Quais as referências mais importantes pra vocês, o que os inspirou a querer trabalhar com quadrinhos?
Guilherme Petreca: Eu sempre fui atraído pela estética, seja visual, sonora, olfativa. De todas as mídias que explorei – animação, fotografia, pintura, escultura, música, escrita – achei que nos quadrinhos é onde consegui condensar melhor uma experiência de interagir e me comunicar com o mundo. Na HQ consigo retratar sensações e sentimentos de forma única.
Eu acho que [a HQ] é uma mídia apaixonante, tanto para quem produz tanto quanto para quem consome.

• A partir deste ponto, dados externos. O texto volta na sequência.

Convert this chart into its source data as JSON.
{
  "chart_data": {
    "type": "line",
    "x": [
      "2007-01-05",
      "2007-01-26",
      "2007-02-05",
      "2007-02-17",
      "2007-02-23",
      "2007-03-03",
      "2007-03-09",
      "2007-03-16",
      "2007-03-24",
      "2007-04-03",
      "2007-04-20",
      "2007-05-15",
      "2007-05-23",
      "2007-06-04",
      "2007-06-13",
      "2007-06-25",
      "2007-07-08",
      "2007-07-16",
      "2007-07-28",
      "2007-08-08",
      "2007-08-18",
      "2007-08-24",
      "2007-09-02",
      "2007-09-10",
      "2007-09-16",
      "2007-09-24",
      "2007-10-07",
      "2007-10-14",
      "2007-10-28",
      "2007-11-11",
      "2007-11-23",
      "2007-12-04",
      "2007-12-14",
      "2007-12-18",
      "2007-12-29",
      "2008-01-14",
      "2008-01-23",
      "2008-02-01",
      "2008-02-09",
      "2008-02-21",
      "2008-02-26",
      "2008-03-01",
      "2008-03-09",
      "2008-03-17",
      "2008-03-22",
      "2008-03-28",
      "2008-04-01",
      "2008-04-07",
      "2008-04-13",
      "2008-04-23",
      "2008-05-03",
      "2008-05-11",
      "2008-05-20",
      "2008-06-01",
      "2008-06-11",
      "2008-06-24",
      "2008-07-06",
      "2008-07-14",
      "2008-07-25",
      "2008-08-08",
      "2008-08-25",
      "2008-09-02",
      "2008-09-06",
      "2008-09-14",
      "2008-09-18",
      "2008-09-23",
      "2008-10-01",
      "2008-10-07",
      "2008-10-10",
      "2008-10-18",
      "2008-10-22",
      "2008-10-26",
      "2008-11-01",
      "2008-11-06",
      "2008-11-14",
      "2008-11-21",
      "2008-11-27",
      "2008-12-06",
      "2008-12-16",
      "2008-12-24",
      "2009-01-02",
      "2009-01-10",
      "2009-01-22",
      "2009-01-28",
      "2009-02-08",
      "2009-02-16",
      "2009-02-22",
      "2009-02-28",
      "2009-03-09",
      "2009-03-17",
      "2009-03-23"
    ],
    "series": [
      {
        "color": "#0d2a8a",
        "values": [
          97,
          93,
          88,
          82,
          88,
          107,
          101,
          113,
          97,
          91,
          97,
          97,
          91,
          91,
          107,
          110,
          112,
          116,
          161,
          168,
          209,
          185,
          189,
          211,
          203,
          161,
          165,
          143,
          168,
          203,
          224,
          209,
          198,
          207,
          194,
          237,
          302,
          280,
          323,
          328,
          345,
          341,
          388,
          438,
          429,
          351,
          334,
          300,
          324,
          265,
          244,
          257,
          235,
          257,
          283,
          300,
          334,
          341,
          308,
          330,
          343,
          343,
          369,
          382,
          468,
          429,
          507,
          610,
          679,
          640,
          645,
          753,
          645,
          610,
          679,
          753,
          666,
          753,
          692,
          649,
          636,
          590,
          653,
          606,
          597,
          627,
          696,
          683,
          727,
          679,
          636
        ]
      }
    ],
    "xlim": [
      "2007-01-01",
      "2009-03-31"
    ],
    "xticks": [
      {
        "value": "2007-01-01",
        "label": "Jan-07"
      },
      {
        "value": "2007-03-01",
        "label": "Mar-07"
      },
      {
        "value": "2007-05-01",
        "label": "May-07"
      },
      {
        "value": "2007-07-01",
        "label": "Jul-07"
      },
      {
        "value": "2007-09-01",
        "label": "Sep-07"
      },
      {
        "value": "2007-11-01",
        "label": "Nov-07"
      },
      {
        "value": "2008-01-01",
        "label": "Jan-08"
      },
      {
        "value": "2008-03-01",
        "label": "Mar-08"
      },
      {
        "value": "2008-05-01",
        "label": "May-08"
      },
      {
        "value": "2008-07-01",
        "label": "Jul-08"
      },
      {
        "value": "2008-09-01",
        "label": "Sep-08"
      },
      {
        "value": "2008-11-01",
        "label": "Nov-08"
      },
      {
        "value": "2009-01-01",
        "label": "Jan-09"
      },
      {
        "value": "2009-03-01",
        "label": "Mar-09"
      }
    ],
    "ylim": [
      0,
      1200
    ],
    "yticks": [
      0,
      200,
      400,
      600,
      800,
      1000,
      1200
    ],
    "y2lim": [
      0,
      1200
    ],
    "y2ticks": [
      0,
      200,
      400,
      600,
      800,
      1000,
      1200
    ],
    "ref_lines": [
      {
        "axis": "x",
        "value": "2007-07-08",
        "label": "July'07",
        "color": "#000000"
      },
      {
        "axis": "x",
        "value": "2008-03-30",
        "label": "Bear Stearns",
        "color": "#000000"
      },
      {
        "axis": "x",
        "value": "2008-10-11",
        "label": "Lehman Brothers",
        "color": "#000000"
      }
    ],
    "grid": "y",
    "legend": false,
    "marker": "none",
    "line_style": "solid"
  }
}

É uma forma de arte que permite se inspirar em tantas outras… É possível imprimir musicalidade, treatalidade, movimento. Além de ser muito conveniente, já que é possível fazer HQs com o mínimo de recursos possível. Também é uma mídia democrática, mesmo tendo álbuns de luxo custando 3 dígitos, é possível encontrar HQs muito baratas, fora o crescente das publicações online e gratuitas.